A black bear strolling through Media is not something Delaware County residents see every day.
But there it was, caught on a neighbor’s home security camera, ambling through the suburbs as if it had every right to be there.
The sighting adds Delco to a growing list of southeastern Pennsylvania communities where black bears have turned up this spring, with recent reports also coming out of Chester, Bucks, and Montgomery counties.
For homeowners, though, the appearance is less a reason to panic than a reminder: a passing bear usually is not looking for trouble. It’s looking for food or, this time of year, simply for somewhere to go.
Most of the bears wandering local neighborhoods right now are young males.
Between roughly April and June, they strike out on their own in search of territory or a mate, covering long stretches of ground in the process.
A bear like that isn’t moving in. It’s passing through.
That helps explain the seemingly random routes. Denser suburban southeastern Pennsylvania is more of a corridor than core bear country.
Bears favor large, connected forests, but they will follow wooded edges, parks, creek valleys, farm borders, and quiet neighborhoods as they travel.
So a bear may turn up on a porch, beside a trash can, or square in front of a doorbell camera.
The path can look bizarre to people. To a bear following its nose, it makes perfect sense.
And the nose is the whole story. Black bears are powerful animals, but above all they are opportunists.
If a yard smells like an easy meal, a traveling bear will happily stop to investigate.
Trash cans, bird feeders, pet bowls, greasy grills, compost piles, and fallen fruit can each turn an ordinary backyard into a roadside diner.
Which points to a simple goal: make your yard boring.
There’s a legal reason to keep it that way, too. In Pennsylvania, it’s illegal to intentionally put out food, fruit, grain, salt, or other minerals to feed bears, or to do anything that might cause them to gather or settle into an area.
The most effective defense is to remove whatever might tempt one in the first place.
Start with the trash, the single biggest attractant.
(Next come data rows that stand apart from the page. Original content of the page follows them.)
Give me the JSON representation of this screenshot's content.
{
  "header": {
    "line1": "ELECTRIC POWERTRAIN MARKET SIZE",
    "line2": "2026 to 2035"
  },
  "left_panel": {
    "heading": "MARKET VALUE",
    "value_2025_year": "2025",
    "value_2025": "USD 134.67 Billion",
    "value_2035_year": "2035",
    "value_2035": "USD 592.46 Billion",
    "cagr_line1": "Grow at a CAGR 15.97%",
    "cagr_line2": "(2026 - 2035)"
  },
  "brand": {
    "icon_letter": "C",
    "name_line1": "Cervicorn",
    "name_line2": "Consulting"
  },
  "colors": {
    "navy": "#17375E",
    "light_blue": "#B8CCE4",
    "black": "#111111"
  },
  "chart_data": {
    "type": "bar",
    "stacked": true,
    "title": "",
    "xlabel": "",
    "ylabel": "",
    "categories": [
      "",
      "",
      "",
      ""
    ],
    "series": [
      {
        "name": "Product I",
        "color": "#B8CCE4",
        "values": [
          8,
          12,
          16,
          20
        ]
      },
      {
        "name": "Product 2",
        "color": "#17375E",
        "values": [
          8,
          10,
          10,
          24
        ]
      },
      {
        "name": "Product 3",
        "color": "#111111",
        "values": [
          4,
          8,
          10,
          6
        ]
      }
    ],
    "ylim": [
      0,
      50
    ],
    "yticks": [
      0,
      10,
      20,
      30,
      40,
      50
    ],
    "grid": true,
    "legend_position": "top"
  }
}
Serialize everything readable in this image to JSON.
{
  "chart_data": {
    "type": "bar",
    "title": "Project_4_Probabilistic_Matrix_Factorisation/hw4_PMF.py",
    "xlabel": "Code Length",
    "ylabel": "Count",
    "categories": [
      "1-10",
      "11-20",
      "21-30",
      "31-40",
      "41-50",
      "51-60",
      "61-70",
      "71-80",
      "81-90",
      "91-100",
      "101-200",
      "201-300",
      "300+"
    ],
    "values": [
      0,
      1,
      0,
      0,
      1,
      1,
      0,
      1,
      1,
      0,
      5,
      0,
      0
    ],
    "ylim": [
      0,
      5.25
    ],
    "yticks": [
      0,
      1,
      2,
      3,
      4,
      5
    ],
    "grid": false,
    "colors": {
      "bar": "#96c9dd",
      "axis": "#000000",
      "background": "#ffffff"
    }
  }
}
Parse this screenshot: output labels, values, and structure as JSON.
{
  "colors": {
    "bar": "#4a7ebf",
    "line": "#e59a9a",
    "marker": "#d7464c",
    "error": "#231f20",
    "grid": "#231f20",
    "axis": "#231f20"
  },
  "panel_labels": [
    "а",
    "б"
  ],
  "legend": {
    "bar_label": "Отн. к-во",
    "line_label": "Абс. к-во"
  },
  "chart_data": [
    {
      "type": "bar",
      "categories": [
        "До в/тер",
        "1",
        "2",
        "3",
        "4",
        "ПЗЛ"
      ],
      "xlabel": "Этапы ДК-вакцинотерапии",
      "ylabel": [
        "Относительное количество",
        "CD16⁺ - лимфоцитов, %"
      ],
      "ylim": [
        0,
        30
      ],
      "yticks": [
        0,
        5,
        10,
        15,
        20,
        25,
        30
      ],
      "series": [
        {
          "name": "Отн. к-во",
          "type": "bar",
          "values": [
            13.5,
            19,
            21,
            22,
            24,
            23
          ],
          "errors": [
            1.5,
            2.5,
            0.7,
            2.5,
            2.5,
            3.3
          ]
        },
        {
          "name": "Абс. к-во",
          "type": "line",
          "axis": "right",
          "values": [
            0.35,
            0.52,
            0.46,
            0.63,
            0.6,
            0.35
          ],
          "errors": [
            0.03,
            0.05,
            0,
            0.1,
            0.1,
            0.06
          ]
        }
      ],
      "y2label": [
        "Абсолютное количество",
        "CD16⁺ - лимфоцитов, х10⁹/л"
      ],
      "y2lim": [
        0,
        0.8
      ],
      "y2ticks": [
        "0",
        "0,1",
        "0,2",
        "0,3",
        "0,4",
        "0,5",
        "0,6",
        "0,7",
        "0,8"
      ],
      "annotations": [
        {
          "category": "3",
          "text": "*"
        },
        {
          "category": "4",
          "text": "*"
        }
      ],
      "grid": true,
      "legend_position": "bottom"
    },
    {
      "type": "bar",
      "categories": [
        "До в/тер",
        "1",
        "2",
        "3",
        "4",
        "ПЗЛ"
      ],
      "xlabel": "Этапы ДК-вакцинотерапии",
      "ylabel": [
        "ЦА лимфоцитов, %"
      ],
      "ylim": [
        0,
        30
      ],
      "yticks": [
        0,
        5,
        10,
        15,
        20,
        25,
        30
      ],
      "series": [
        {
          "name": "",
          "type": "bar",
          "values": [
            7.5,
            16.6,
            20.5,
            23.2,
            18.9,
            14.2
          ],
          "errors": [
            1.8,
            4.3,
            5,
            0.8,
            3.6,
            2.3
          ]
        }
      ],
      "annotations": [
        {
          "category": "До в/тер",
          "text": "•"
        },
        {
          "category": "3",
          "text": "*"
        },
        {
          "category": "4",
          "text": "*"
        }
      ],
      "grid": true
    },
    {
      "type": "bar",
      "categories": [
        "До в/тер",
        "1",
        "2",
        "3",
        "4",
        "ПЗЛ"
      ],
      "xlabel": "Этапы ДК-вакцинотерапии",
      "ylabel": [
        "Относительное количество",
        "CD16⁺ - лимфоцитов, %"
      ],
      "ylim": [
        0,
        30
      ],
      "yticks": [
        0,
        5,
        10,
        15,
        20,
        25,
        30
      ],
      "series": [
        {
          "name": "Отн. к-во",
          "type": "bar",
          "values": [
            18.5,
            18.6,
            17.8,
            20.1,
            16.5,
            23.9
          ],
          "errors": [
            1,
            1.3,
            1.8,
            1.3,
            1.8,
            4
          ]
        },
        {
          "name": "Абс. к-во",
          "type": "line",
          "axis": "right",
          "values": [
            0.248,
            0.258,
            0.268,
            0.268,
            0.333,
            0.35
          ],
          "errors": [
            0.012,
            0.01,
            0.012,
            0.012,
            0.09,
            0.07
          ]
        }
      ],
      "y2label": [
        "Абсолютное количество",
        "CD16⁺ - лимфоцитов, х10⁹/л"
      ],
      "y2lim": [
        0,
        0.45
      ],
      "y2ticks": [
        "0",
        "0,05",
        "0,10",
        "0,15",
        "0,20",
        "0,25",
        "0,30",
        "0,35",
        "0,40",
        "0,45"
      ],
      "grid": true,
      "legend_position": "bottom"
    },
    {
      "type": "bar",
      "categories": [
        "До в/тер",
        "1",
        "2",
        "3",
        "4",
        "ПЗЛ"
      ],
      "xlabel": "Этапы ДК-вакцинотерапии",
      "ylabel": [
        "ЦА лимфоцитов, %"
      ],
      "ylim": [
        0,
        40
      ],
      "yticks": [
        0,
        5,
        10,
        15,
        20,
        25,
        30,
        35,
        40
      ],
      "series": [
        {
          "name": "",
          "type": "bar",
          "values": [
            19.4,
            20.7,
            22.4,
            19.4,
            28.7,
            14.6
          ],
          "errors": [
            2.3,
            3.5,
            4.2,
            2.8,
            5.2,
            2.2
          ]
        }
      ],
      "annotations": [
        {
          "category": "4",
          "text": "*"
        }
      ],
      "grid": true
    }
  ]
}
When bears have been reported nearby, resist the urge to set garbage out the night before collection. Keep it in a garage, shed or secured container, and roll it to the curb the morning of pickup.
Bird feeders run a close second. Birdseed is dense with calories, and to a bear a feeder reads like a hanging snack machine.
The easiest fix is to take feeders down for a while when bears are around.
For those who want to keep feeding their birds, Audubon Pennsylvania suggests skipping the items bears crave most, like sunflower seeds, hummingbird nectar, and suet, bringing feeders in overnight, or hanging them at least 10 feet off the ground and 4 feet from anything a bear could climb.
Pet food belongs indoors.
Even a half-empty bowl on the back step can draw wildlife, and the same goes for food scraps, compost, and anything with a strong odor.
Grills deserve attention as well.
After cooking, burn off the residue, empty the grease tray, and wipe the surfaces down. A grill that still smells like last weekend’s burgers can stay interesting to a bear for days.
Fruit trees and gardens are worth watching, especially once ripe fruit drops and lingers on the ground.
And anyone keeping chickens, beehives, or livestock feed should take extra care, since those are high-value prizes that may call for electric fencing.
It also pays to look past your own property line.
One overflowing trash can or full feeder on the block can quietly undo a whole neighborhood’s effort, which is why the Game Commission encourages residents to get their neighbors on board.
On a street where every yard is boring, a bear has no reason to stick around.
If one does turn up, stay calm.
Do not approach it and do not feed it, but you don’t have to just wait it out, either.
The Game Commission’s advice is to shout the bear off the way you would shoo an unwanted dog, from a safe distance, and give it a clear path to leave. Keep pets inside.
If the animal will not move along, or seems trapped or unable to retreat safely, call local police or the Pennsylvania Game Commission.
The good news is that most suburban bear visits are brief. A bear that finds nothing worth eating almost always keeps moving.
So while the Media bear handed Delco a jolt of neighborhood drama, the lesson for homeowners is refreshingly practical.
Secure the snacks, scrub away the smells, and make the backyard as dull as possible.
A boring yard, at least to a bear, is exactly the point.